Another day, another blog post with a lot of comments left, so thank you for that. Working its way into Saturday's comments was a little bit more humor than the previous couple of days. So maybe a 6% lift in the last hour on Friday did do a lot to improve people's spirits.

A couple of weeks ago, I made a reference or two to a concept brought up by Dr. Brett called hindsight bias. An example of hindsight bias would be to look back over the last couple of years and say "well, of course there was going to be a fill in your own description of the current mess."

A hindsight bias in the making might be what is being done to try to fix the various problems that exist. There is an article in this week's Barron's that goes down this path some: Has the Fed Mortgaged Its Own Future? The article is a look at the balance sheet of the Fed now versus before this started.

The first things I think of are inflation and higher interest rates. By extension, then a weak dollar.

We are printing money, which has consequences. Our status in the world could soften the blow that another country doing the same thing might face, but softening the blow does not mean no blow whatsoever.

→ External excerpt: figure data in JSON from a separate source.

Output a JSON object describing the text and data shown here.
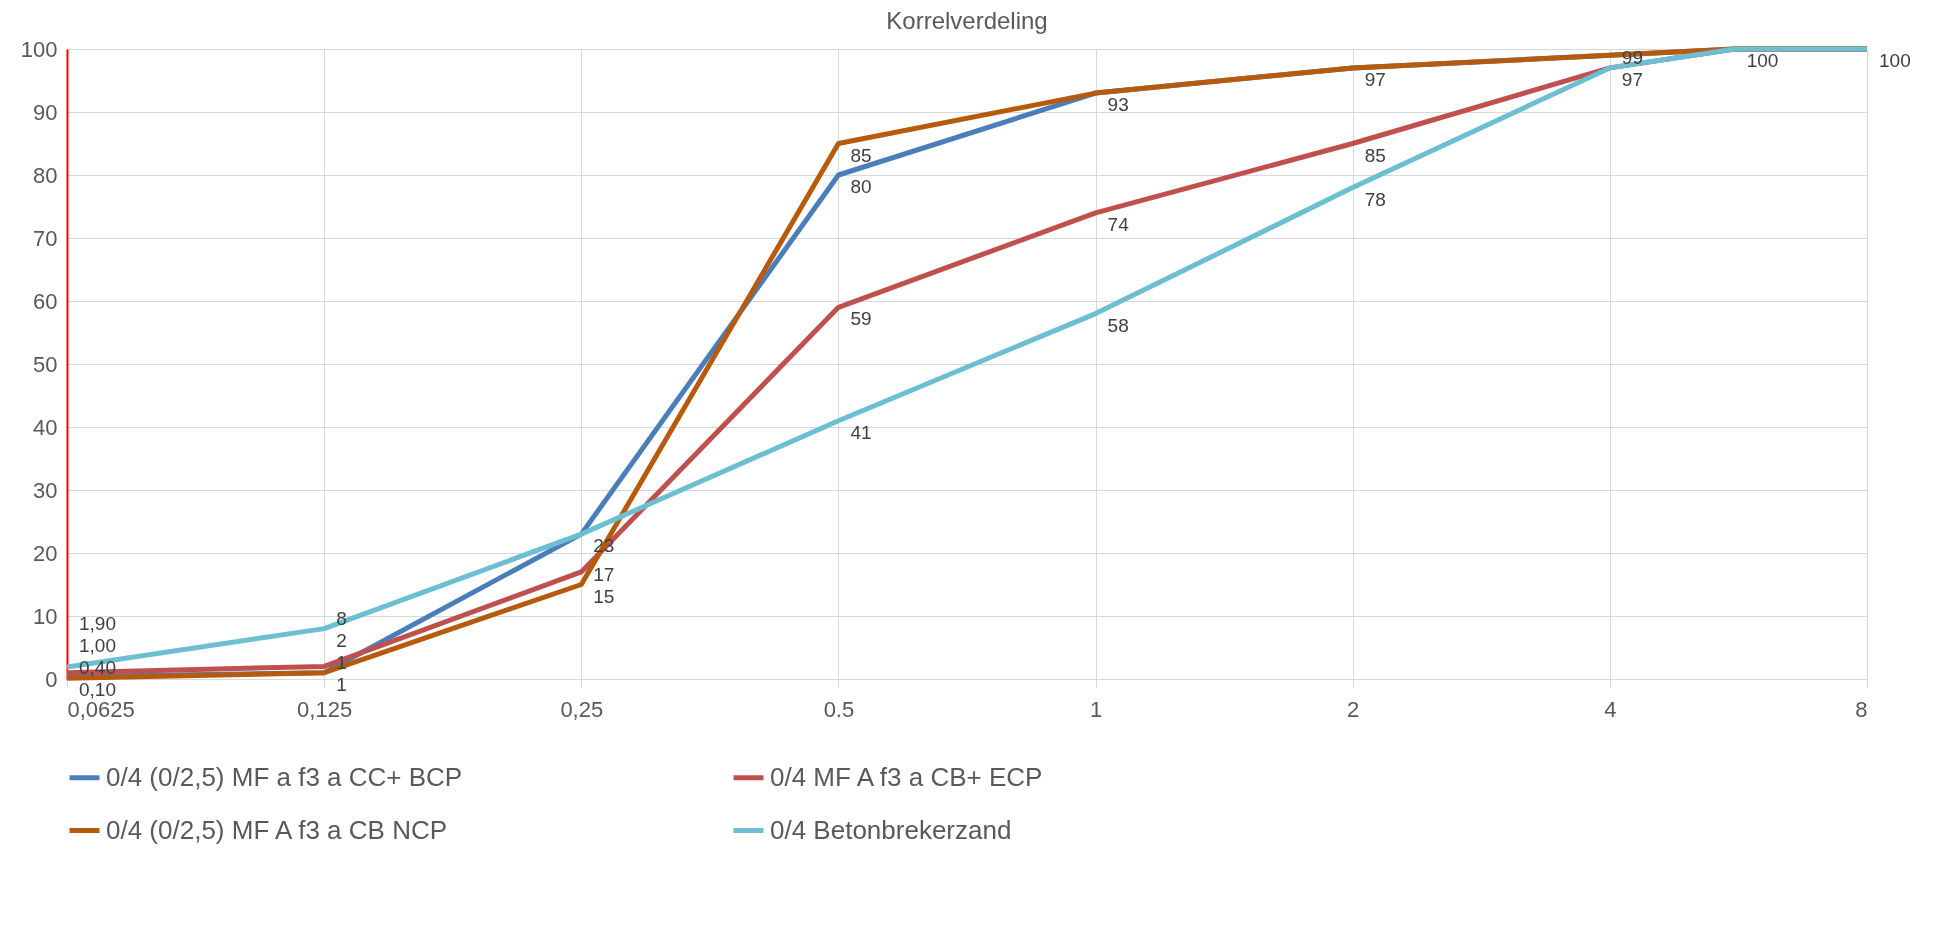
{
  "chart_data": {
    "type": "line",
    "title": "Korrelverdeling",
    "x": [
      0.0625,
      0.125,
      0.25,
      0.5,
      1,
      2,
      4,
      5.6,
      8
    ],
    "xlim": [
      0.0625,
      8
    ],
    "log": "x",
    "xticks": [
      {
        "value": 0.0625,
        "label": "0,0625"
      },
      {
        "value": 0.125,
        "label": "0,125"
      },
      {
        "value": 0.25,
        "label": "0,25"
      },
      0.5,
      1,
      2,
      4,
      8
    ],
    "ylim": [
      0,
      100
    ],
    "yticks": [
      0,
      10,
      20,
      30,
      40,
      50,
      60,
      70,
      80,
      90,
      100
    ],
    "grid": true,
    "legend": "bottom",
    "marker": "none",
    "line_style": "solid",
    "series": [
      {
        "name": "0/4 (0/2,5) MF a f3 a CC+ BCP",
        "color": "#4a7ebb",
        "values": [
          0.4,
          1,
          23,
          80,
          93,
          97,
          99,
          100,
          100
        ],
        "value_labels": [
          "0,40",
          "1",
          null,
          "80",
          null,
          null,
          null,
          null,
          null
        ]
      },
      {
        "name": "0/4 MF A f3 a CB+ ECP",
        "color": "#c0504d",
        "values": [
          1,
          2,
          17,
          59,
          74,
          85,
          97,
          100,
          100
        ],
        "value_labels": [
          "1,00",
          "2",
          "17",
          "59",
          "74",
          "85",
          null,
          null,
          null
        ]
      },
      {
        "name": "0/4 (0/2,5) MF A f3 a CB NCP",
        "color": "#b85a0d",
        "values": [
          0.1,
          1,
          15,
          85,
          93,
          97,
          99,
          100,
          100
        ],
        "value_labels": [
          "0,10",
          "1",
          "15",
          "85",
          "93",
          "97",
          "99",
          null,
          null
        ]
      },
      {
        "name": "0/4 Betonbrekerzand",
        "color": "#6cbfd3",
        "values": [
          1.9,
          8,
          23,
          41,
          58,
          78,
          97,
          100,
          100
        ],
        "value_labels": [
          "1,90",
          "8",
          "23",
          "41",
          "58",
          "78",
          "97",
          "100",
          "100"
        ]
      }
    ]
  }
}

Lately the dollar has, of course, rallied, and treasury yields have gone lower. This has been a reaction to the crisis and the mess that is every other part of the fixed income market besides treasuries. The willingness to buy dollars during a crisis and accept all time low yields supports the idea of a softer blow.

This is far from a certainty, as the Barron's article points to one warning sign that the debt issued to pay for all the bailouts and other acronyms may have a longer maturity. Toby Smith made a comment on Bulls and Bears about our kids and grandkids being the ones to bail us out, not the US government. You've probably read things in the past about our debt being too big to ever pay off; now that's all the more so with what has been done and what is still to come.

Sort out your thoughts on these things and prepare for some portfolio changes over the next few years.